Youngsters starting further education courses this September will have to pay £480 per year, instead of the existing £360, for home to school transport as the county council battles to cut costs in the face of government budget cuts.

Parents and students had called on the council to think again.

A total of 290 replied to a consultation on the increases, with 83 per cent objecting.

Many protested that children will have no choice but to stay on until they are 18 and the increases are unfair, especially on people living in rural areas.

Many were concerned students would be less likely to stay on at school and more families would face financial hardship.

One parent warned: "I am appalled that any charge is made for mandatory education. As with university charges this is the thin end of the wedge and a disincentive for families and students to add value to their lives and the country’s prosperity through education. It is a retrograde step. Do not do this."

Another parent added: "This proposal is outrageous - £360 a year is enough, never mind more. What about reductions for families with more than one child at college?

"Now it is compulsory for over 16’s to attend college or training this is an unfair charge.
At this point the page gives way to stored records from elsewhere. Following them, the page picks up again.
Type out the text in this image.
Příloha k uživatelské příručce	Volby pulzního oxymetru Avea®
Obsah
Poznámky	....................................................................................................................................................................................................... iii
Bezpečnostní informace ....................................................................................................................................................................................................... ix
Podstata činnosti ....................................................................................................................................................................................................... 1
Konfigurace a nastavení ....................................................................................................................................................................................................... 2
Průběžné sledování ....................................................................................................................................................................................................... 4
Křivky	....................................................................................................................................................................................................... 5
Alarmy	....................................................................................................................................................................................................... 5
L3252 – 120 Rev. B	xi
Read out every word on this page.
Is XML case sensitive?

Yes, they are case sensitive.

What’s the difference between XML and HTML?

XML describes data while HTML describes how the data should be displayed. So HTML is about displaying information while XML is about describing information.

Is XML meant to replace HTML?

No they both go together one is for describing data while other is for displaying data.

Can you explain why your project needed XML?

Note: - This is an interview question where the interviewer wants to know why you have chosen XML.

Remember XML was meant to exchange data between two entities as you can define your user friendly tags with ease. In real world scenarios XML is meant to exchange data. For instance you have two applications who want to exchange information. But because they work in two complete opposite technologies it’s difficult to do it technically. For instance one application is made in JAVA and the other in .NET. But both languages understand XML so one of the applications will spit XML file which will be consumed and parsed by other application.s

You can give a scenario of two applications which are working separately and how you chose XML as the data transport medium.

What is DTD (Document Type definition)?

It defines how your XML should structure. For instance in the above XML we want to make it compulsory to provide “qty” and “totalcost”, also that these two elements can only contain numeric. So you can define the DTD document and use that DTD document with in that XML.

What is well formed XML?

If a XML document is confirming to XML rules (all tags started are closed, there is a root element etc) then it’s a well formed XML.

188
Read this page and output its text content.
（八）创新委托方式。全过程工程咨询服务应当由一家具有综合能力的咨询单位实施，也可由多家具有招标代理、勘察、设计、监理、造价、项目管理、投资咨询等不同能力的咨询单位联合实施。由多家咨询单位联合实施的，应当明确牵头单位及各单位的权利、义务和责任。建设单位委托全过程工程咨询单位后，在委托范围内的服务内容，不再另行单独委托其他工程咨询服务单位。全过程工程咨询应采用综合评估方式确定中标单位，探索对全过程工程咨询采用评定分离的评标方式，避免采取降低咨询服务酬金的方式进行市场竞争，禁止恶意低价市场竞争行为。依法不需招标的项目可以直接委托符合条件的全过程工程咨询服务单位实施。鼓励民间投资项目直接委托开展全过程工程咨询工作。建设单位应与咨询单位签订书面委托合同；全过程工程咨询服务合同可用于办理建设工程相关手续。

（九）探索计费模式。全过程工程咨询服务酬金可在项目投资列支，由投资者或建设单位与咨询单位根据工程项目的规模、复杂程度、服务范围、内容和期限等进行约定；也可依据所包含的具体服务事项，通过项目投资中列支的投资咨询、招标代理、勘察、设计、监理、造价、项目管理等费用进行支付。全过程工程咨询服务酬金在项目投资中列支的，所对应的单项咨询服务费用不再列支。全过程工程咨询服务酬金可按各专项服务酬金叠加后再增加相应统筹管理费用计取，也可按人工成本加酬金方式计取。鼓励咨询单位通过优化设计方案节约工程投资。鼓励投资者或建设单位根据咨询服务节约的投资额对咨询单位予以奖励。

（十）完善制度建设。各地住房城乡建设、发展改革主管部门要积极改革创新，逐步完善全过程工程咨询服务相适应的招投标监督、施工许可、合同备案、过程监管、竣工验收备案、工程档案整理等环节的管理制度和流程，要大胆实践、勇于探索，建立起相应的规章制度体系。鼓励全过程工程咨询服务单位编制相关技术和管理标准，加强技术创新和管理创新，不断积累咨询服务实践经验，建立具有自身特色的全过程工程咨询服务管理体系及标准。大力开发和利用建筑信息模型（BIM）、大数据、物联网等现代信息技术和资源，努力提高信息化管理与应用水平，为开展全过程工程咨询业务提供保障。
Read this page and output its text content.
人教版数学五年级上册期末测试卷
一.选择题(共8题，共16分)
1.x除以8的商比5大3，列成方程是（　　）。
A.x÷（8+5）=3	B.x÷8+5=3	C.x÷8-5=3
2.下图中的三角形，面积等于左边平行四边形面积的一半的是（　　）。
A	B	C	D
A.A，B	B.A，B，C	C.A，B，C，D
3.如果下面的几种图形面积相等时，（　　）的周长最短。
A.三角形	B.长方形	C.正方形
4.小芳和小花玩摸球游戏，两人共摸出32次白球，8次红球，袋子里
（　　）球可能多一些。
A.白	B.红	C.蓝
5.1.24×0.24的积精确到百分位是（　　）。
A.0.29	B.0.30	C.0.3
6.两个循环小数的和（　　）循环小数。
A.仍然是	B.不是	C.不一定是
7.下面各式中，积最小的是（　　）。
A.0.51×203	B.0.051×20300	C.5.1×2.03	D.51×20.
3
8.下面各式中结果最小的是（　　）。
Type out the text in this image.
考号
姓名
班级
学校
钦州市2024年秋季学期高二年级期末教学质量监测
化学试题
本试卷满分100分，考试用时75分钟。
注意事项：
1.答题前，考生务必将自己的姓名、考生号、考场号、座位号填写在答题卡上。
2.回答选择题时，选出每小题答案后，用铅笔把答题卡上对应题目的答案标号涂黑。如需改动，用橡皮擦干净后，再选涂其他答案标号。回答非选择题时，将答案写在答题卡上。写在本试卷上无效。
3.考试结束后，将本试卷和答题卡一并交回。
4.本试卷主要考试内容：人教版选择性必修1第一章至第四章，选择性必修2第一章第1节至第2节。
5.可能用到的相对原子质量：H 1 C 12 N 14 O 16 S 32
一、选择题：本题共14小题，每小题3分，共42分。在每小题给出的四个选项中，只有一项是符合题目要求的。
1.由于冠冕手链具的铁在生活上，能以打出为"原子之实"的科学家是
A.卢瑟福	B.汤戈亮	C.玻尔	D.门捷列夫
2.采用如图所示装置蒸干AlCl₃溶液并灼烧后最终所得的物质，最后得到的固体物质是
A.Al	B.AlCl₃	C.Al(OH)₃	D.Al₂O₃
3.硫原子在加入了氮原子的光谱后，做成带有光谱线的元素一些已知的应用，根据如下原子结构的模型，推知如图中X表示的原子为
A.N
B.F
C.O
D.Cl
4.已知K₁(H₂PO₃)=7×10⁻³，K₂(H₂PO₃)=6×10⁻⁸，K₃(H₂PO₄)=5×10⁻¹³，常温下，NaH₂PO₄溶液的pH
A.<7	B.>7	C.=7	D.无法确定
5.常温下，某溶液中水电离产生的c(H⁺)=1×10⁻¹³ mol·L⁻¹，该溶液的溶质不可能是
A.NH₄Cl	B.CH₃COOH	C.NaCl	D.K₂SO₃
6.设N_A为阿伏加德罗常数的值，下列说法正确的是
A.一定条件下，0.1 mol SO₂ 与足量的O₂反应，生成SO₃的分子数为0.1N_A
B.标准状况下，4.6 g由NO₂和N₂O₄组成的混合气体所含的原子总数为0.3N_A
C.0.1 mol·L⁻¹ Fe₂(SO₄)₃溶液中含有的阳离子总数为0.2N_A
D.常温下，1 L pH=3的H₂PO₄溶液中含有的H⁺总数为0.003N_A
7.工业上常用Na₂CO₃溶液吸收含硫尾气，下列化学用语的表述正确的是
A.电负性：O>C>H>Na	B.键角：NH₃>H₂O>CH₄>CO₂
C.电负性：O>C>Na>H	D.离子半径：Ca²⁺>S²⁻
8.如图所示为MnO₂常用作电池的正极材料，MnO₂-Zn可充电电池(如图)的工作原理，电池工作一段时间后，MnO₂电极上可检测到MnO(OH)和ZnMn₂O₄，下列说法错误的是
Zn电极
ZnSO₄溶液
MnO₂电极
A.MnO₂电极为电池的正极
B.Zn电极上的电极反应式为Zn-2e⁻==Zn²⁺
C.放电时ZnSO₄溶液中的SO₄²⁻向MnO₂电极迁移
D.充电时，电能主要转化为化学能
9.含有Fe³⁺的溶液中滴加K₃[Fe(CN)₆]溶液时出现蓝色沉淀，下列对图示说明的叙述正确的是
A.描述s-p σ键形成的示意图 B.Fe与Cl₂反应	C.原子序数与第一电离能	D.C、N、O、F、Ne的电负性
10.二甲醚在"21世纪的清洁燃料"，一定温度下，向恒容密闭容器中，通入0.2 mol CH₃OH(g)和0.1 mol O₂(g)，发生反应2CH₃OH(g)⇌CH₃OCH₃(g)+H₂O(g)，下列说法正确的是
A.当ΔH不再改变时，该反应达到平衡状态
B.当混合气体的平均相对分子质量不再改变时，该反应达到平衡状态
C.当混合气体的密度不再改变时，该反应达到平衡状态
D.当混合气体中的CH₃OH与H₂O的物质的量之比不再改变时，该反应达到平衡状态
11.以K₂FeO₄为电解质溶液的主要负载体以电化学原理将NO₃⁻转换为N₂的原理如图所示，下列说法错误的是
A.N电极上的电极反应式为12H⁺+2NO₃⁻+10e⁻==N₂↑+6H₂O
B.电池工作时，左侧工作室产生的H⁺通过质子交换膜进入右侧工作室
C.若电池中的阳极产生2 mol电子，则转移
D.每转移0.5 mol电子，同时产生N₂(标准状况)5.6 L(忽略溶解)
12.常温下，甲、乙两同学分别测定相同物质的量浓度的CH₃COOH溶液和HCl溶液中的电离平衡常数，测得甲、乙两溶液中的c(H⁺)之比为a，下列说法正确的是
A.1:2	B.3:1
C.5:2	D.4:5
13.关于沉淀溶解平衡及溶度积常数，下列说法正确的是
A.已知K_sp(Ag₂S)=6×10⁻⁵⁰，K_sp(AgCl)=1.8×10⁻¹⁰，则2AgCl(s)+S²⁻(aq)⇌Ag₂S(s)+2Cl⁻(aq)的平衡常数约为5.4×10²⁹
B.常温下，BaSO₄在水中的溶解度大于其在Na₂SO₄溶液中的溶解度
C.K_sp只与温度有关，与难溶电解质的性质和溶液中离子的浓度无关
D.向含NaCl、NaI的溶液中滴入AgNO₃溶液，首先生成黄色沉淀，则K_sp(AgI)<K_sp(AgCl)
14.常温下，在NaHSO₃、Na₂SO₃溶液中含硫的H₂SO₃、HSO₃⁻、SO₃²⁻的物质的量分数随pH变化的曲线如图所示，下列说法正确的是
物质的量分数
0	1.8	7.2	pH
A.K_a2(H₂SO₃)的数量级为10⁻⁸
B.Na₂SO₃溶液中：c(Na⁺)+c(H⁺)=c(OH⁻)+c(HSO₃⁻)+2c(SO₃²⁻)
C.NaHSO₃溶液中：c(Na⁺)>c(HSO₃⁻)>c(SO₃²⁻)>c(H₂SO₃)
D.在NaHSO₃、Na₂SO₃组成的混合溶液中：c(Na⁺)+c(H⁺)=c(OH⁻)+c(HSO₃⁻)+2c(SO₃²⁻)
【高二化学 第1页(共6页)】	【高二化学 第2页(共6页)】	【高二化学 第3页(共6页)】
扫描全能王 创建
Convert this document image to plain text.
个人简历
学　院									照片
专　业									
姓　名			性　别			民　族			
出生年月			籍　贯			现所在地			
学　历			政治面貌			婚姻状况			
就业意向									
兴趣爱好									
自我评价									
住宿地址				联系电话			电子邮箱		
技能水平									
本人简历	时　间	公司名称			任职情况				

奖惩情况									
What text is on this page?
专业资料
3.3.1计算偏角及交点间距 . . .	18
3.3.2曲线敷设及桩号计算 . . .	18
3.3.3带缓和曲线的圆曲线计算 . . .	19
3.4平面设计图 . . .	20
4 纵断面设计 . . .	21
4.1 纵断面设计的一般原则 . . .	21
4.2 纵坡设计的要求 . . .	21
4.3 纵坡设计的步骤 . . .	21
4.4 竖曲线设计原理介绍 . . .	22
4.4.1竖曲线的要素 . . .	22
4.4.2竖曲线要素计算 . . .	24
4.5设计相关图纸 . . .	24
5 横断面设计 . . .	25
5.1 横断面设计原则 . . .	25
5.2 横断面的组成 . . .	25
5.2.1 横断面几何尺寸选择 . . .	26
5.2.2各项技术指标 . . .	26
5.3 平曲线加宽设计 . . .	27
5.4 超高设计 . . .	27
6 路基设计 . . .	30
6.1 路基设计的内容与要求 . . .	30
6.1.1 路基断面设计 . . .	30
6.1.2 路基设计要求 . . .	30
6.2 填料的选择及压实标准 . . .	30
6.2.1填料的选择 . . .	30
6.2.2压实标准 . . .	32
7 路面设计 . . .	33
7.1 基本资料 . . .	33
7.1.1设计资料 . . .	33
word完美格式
How are they supposed to get there, pollute the atmosphere and clog up the roads travelling by car every day?”

But the increases were agreed by the council’s executive committee. Free transport will be provided for vulnerable groups and charges will be reduced by half for families on low incomes.

About £950,000 is currently spent subsidising the cost of school buses for over 16s. The council says it needs to reduce that to £550,000 as part of across the board reductions in budgets of nearly £94m by the Government.

Executive member for schools, Coun Arthur Barker, said:”Most other authorities are making charges, many in excess of what we are proposing. We are working with schools and colleges to avoid increasing charges in the future.”

Further increases up to £600 could come next year if they cannot agree with schools and colleges to use subsidies and bursary funds.